Riyad a présenté ses manouvres militaires comme "le plus grand rassemblement de forces armées dans le Golfe depuis l'opération "Tempête du désert", lancée en 1991". Or, selon le site britannique Jane's, spécialisé dans les questions de défense, l'exercice "Brightstar", qui a rassemblé en Egypte, en 1999, 73000 soldat de 11 pays, était plus important que "Tonnerre du Nord" (3). CQFD.

Il est à souligner que certains pays invités, importants sur le plan militaire, dont l'Egypte et le Pakistan, bénéficient des largesses financières de l'Arabie saoudite. Leur présence sert à valoriser l'exercice militaire et symbolise le retour sur investissement des mannes pétrolières saoudiennes.

Sur le terrain, c'est une autre histoire. Engagée depuis un an au Yémen, l'armée saoudienne s'y enlise. Les carnages à répétition, au cours desquels plusieurs milliers de civils ont laissé leur vie, n'arrangent rien. Des marchés, hôpitaux(4), écoles, etc., sont fréquemment bombardés par les aviateurs saoudiens, accusés de manquer de professionnalisme. Le Yémen, un moment la "cour arrière" de Riyad, échappe donc au contrôle de l'Arabie saoudite dont l'armée bute toujours sur les verrous de Taëz et de Moka, l'empêchant de marcher sur la capitale.
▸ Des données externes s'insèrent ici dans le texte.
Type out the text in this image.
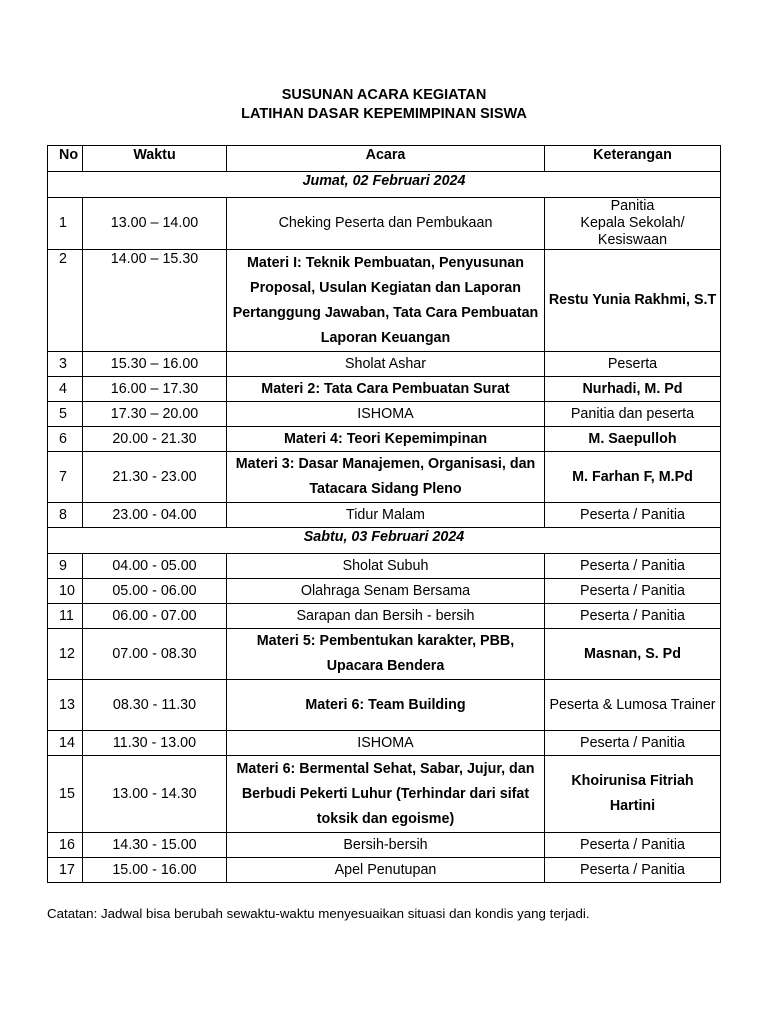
SUSUNAN ACARA KEGIATAN
LATIHAN DASAR KEPEMIMPINAN SISWA
No	Waktu	Acara	Keterangan
Jumat, 02 Februari 2024			
1	13.00 – 14.00	Cheking Peserta dan Pembukaan	Panitia
Kepala Sekolah/
Kesiswaan
2	14.00 – 15.30	Materi I: Teknik Pembuatan, Penyusunan Proposal, Usulan Kegiatan dan Laporan Pertanggung Jawaban, Tata Cara Pembuatan Laporan Keuangan	Restu Yunia Rakhmi, S.T
3	15.30 – 16.00	Sholat Ashar	Peserta
4	16.00 – 17.30	Materi 2: Tata Cara Pembuatan Surat	Nurhadi, M. Pd
5	17.30 – 20.00	ISHOMA	Panitia dan peserta
6	20.00 - 21.30	Materi 4: Teori Kepemimpinan	M. Saepulloh
7	21.30 - 23.00	Materi 3: Dasar Manajemen, Organisasi, dan Tatacara Sidang Pleno	M. Farhan F, M.Pd
8	23.00 - 04.00	Tidur Malam	Peserta / Panitia
Sabtu, 03 Februari 2024			
9	04.00 - 05.00	Sholat Subuh	Peserta / Panitia
10	05.00 - 06.00	Olahraga Senam Bersama	Peserta / Panitia
11	06.00 - 07.00	Sarapan dan Bersih - bersih	Peserta / Panitia
12	07.00 - 08.30	Materi 5: Pembentukan karakter, PBB, Upacara Bendera	Masnan, S. Pd
13	08.30 - 11.30	Materi 6: Team Building	Peserta & Lumosa Trainer
14	11.30 - 13.00	ISHOMA	Peserta / Panitia
15	13.00 - 14.30	Materi 6: Bermental Sehat, Sabar, Jujur, dan Berbudi Pekerti Luhur (Terhindar dari sifat toksik dan egoisme)	Khoirunisa Fitriah Hartini
16	14.30 - 15.00	Bersih-bersih	Peserta / Panitia
17	15.00 - 16.00	Apel Penutupan	Peserta / Panitia
Catatan: Jadwal bisa berubah sewaktu-waktu menyesuaikan situasi dan kondis yang terjadi.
Sanaa est entre les mains de la rébellion Houthiste qui contrôle des pans entiers du pays. Alors, que croire ? Les parades et exercices militaires redondants, espèce de show hollywoodien, ou l'efficacité militaire ?

L'exemple yéménite montre que l'armée saoudienne ressemble plus à une armée de parade. La reconquête du Yémen, si elle avait lieu, pouvait servir de vitrine pour propulser l'Arabie saoudite en tant que nouvelle puissance militaire sur la scène moyen-orientale. Peine perdue.

L'Arabie saoudite a "perdu" le Liban au profit du Hezbollah et de son parrain iranien; elle est en train de perdre le Yémen, du moins une bonne moitié. Elle n'a aucune place en Irak où son ancien protégé l'Etat islamique (qui a bien profité des mannes pétrolières du royaume) et ses milliers de combattants saoudiens attendent la chute de Mossoul. Elle  ne compte plus en Syrie dont le sort du régime est négocié entre les Etats-Unis d'une part, la Russie et l'Iran d'autre part (qui mènent en bateau les "opposants" syriens, soutenus par Riyad, aux pourparlers de Genève).

Avec ses amis turcs, Riyad est le grand perdant des marchandages en cours au Moyen-Orient. Même en treillis militaire, "le roi est nu" !


1)    L'instance de coopération des pétromonarchies, composée de l'Arabie saoudite, des Emirat arabes unis, du Koweït, de Bahreïn, du Qatar et d'Oman.
2)    Ces seules trois dernières années, Riyad a dépensé plus de 150 milliards de dollars [près de 140 milliards d'euros] pour l'achat d'armement. C'est l'équivalent de quarante années du budget yéménite.(Rai Al-Youm (extrait), cité par Courrier international - n° 1274 du 2 au 8 avril 2015).
3)    Benjamin Barthe -Le Monde des 13-14 mars 2016.
4)  L'ONU a indiqué hier que la coalition menée par l'Arabie saoudite au Yémen avait entraîné la mort de "deux fois plus" de personnes que toutes les autres forces présentes dans le pays où plus de 3200 civils ont été tué en un an. (Dernières Nouvelles d'Alsace (DNA) du 19 mars 2016).